I have the following code which is supposed to display each input word on a separate line. For kicks, I placed a printf to display the word count after every word to make sure I understood the logic.

#include <stdio.h>

/*Write a program that prints its input one word per line*/

#define IN 1
#define OUT 0

int main()
{
    int c, state, wordcount;

    state = OUT;
    while ((c = getchar()) != EOF) 
    {
        if (c == ' ' || c == '\t' || c == '\n') 
        {
            if (state == IN)
            {
                printf("\n");
                printf("Current word count: %i\n", wordcount); 
                /*troubleshooting*/
                state = OUT;
            }
        }
        else if (state == OUT) 
        {
            state = IN;
            putchar(c);
            ++wordcount;
        }
        else
        {
            putchar(c);
        }
    }
}

The output for this is shown in this picture. For some reason, without initializing the wordcount variable initially to 0, it starts at 9.

Wordcount variable gets set to 9 when it is not initialized to 0

When initializing the wordcount variable to 0 (just setting wordcount = 0 in the int declaration statement), everything works as expected:

Wordcount variable is correct when initialized to 0

Can someone explain to me what is going on here? Does this have something to do with how these variables are stored in memory? Trying to understand what is going on. Thanks!

Answer 1

Before the OP edited the question:

This is Undefined Behavior.

if (state == IN)
//Some code
else if (state == OUT)
//Some code

It looks like State is not initialized (or set to a value) before comparing it. Leaving a value uninitialized is not Undefined Behavior, but accessing this way is definitely way to get in horrors of UB!

In C89 , see section 6.5.7 Initialization .

If an object that has automatic storage duration is not initialized explicitly, its value is indeterminate. If an object that has static storage duration is not initialized explicitly, it is initialized implicitly as if every member that has arithmetic type were assigned 0 and every member that has pointer type were assigned a null pointer constant

In C99 , see section 6.7.8 Initialization

If an object that has automatic storage duration is not initialized explicitly, its value is indeterminate. If an object that has static storage duration is not initialized explicitly, then: — if it has pointer type, it is initialized to a null pointer; — if it has arithmetic type, it is initialized to (positive or unsigned) zero; — if it is an aggregate, every member is initialized (recursively) according to these rules; — if it is a union, the first named member is initialized (recursively) according to these rules.

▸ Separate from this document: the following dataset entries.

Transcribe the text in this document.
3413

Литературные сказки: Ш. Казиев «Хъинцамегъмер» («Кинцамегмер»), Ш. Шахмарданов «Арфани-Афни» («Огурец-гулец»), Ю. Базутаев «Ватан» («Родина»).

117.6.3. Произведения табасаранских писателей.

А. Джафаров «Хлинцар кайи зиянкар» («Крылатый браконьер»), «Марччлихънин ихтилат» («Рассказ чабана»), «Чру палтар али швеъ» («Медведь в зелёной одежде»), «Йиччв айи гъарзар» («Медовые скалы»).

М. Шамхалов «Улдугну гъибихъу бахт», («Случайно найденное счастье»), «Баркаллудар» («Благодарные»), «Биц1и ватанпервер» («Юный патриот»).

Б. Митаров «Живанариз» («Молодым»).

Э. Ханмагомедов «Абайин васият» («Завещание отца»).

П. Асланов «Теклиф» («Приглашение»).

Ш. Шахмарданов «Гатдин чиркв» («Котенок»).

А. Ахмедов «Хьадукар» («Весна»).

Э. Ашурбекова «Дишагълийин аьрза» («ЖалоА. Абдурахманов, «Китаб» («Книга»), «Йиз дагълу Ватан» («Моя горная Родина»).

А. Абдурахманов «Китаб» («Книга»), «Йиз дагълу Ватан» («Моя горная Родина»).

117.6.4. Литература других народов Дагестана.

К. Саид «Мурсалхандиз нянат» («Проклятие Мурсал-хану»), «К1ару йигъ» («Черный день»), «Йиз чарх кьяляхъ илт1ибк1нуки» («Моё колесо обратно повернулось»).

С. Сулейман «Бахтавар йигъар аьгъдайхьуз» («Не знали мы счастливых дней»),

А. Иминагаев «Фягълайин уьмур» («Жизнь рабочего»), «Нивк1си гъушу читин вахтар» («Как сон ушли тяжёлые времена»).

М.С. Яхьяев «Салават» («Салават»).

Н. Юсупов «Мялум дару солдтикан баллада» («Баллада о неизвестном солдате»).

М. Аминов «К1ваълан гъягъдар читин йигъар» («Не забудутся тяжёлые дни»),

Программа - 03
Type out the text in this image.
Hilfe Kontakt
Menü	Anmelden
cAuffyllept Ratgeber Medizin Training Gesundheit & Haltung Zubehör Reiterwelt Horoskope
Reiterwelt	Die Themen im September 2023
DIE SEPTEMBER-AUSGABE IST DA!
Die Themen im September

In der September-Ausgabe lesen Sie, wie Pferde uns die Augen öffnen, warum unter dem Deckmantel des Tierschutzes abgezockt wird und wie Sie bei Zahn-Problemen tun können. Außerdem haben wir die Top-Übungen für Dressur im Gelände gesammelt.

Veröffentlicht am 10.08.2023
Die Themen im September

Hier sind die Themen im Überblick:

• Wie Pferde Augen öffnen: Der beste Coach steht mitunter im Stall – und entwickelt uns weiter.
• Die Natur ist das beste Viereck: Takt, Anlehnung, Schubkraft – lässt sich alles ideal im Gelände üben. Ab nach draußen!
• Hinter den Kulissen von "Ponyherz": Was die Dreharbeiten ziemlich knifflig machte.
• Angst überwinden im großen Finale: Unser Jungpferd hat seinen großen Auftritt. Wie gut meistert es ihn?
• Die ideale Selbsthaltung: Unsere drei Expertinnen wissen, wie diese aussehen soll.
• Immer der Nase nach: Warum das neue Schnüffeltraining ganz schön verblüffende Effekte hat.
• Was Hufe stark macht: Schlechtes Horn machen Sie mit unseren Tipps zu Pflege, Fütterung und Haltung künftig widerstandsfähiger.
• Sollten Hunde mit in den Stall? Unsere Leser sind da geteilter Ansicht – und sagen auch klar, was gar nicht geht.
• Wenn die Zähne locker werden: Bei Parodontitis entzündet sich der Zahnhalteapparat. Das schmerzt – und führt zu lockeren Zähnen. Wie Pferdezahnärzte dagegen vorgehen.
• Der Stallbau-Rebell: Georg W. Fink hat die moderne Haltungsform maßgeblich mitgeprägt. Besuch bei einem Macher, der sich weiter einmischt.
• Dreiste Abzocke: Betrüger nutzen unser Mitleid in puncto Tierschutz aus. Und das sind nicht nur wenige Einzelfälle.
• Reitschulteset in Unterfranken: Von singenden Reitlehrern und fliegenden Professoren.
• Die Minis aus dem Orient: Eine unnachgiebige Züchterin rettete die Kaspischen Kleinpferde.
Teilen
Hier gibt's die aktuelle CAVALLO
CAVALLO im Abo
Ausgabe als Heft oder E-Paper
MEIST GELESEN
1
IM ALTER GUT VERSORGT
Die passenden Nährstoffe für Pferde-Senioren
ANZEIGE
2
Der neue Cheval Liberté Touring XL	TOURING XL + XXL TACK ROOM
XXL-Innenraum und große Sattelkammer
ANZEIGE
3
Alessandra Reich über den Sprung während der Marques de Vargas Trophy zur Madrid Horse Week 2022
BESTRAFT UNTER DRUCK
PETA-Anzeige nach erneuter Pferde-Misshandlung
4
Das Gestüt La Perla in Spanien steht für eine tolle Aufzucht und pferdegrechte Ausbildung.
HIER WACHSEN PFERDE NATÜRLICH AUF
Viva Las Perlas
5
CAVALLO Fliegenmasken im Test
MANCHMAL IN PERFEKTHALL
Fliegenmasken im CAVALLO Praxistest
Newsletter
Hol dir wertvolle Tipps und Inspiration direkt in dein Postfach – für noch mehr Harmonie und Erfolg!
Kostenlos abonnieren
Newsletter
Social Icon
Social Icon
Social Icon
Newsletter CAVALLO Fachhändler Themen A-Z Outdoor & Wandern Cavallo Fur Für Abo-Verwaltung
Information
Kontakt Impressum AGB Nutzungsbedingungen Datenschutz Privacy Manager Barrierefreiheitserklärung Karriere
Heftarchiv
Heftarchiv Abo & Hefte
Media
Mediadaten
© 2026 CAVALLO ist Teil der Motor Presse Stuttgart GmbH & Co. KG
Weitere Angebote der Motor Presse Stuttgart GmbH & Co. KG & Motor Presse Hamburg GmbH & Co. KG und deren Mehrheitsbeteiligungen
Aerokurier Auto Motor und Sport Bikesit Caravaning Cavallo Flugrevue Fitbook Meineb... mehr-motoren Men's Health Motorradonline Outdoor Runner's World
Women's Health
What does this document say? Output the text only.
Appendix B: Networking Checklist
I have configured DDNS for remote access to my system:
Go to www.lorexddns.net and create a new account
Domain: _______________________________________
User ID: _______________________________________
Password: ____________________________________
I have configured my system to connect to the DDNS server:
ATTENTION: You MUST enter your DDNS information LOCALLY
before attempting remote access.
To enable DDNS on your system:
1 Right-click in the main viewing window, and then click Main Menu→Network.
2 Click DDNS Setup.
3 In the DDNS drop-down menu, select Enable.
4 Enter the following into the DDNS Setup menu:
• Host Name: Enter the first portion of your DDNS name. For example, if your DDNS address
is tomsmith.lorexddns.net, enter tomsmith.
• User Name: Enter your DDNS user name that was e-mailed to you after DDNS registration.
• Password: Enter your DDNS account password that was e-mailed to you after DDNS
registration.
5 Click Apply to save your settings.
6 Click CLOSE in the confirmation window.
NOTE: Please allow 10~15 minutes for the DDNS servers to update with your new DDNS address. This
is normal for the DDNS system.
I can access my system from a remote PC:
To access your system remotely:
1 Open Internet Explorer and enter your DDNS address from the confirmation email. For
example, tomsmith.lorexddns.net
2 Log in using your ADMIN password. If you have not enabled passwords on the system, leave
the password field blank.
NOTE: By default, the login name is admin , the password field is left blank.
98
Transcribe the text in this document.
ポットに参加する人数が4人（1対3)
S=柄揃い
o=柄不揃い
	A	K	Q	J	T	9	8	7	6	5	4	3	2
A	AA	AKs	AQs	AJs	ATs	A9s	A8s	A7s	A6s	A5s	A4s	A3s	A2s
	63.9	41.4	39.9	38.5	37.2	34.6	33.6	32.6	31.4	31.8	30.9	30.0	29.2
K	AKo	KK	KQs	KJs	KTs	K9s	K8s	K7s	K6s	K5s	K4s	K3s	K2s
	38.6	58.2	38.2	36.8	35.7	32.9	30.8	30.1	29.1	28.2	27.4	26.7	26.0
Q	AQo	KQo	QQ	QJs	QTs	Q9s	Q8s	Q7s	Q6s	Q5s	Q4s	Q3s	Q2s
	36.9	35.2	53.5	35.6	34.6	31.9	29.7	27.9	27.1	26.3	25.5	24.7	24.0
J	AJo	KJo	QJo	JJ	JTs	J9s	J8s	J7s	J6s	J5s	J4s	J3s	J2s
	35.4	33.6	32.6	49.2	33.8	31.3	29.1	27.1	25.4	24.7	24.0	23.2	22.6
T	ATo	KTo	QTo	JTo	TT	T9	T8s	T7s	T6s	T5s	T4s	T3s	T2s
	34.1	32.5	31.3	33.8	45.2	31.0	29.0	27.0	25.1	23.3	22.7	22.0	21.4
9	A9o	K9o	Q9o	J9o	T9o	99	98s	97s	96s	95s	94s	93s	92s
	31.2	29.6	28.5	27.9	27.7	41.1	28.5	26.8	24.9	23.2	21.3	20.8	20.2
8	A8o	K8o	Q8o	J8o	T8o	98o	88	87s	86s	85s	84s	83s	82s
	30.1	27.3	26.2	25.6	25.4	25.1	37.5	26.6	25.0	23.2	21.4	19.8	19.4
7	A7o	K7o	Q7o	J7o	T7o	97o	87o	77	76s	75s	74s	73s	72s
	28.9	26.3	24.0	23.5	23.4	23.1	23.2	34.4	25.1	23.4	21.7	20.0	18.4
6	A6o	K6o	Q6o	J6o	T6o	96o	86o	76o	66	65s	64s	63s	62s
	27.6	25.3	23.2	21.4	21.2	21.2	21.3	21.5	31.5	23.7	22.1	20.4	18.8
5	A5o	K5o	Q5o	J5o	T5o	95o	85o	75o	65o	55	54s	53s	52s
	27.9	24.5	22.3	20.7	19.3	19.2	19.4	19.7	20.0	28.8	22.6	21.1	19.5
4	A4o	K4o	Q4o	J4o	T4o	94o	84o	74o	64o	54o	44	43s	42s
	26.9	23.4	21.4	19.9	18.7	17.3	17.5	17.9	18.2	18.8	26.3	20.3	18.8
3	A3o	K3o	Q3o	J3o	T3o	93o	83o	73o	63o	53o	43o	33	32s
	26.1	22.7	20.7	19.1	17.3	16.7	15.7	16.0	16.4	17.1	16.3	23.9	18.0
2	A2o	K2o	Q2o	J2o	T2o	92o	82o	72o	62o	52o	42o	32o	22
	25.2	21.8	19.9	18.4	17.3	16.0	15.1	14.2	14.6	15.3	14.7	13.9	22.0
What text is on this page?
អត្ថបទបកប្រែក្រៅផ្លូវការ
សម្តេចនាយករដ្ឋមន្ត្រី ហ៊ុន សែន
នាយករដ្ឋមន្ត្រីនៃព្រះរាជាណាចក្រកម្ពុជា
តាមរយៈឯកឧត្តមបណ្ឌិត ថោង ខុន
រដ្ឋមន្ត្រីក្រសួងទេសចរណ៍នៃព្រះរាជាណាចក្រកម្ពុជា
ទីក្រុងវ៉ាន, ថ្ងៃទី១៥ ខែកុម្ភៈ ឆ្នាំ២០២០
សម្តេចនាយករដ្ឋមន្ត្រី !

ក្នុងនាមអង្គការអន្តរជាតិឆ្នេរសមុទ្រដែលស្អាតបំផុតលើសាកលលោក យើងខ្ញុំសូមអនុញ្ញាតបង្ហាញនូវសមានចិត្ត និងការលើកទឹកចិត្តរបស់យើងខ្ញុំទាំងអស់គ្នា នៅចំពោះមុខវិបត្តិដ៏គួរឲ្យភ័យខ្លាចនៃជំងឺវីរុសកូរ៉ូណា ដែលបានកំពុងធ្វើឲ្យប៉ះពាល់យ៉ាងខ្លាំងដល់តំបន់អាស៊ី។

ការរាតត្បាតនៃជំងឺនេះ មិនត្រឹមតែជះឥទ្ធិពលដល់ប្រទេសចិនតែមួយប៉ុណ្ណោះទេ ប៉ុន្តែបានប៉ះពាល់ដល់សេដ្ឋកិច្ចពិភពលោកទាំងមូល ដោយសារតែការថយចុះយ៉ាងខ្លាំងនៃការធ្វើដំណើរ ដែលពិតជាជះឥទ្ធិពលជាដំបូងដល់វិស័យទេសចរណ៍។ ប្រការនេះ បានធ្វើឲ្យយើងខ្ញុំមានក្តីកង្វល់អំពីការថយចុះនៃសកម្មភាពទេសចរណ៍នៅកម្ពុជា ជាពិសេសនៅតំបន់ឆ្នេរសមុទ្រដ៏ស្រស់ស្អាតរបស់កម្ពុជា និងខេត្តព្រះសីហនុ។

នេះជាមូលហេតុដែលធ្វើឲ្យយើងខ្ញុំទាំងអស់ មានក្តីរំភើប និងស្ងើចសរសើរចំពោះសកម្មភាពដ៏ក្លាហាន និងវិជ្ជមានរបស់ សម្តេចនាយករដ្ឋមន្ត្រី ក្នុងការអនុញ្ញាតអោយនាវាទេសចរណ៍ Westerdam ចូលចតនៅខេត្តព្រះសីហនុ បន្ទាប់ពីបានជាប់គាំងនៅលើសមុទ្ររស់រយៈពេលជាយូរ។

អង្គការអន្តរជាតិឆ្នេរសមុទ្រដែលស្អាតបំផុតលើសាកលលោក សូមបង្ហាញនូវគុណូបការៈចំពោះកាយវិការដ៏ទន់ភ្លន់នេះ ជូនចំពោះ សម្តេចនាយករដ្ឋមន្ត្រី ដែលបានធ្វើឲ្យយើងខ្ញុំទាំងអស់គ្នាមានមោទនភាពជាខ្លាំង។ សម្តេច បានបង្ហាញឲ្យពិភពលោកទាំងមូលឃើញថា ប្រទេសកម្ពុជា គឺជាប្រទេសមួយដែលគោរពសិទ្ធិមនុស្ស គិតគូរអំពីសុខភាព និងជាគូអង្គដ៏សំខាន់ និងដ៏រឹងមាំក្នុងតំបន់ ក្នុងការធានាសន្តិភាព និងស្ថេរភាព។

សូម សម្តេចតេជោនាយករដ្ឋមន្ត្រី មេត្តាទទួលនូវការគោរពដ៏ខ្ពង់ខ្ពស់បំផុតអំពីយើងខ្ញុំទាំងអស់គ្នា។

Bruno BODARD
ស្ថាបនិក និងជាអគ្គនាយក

Refer standard section 6.3.2.1p2 :

If the lvalue designates an object of automatic storage duration that could have been declared with the register storage class (never had its address taken), and that object is uninitialized (not declared with an initializer and no assignment to it has been performed prior to use), the behavior is undefined.

According to C99 Standard, its "indeterminate value", it is either an unspecified value or a trap representation.

But, before you get into the minors details these standards provide, you should acquire some of the most common and good-to-know coding habits. This can be a good start.

---

After the edit from OP:

I ran the exact same code from OP which has state = OUT; ie State initialized, it behaves the way it should.

stdin:

Lazy Frog

Output:

Lazy
Current word count: 1
Frog
Current word count: 2

Answer 2

If you initialize a variable, it gets a "random" (unused) allocation in your RAM, if something has been already written there, the variable uses this value for itself.

That's why you always declare variables.

The backend is a bit more complicated, but thats the "simple" explanation.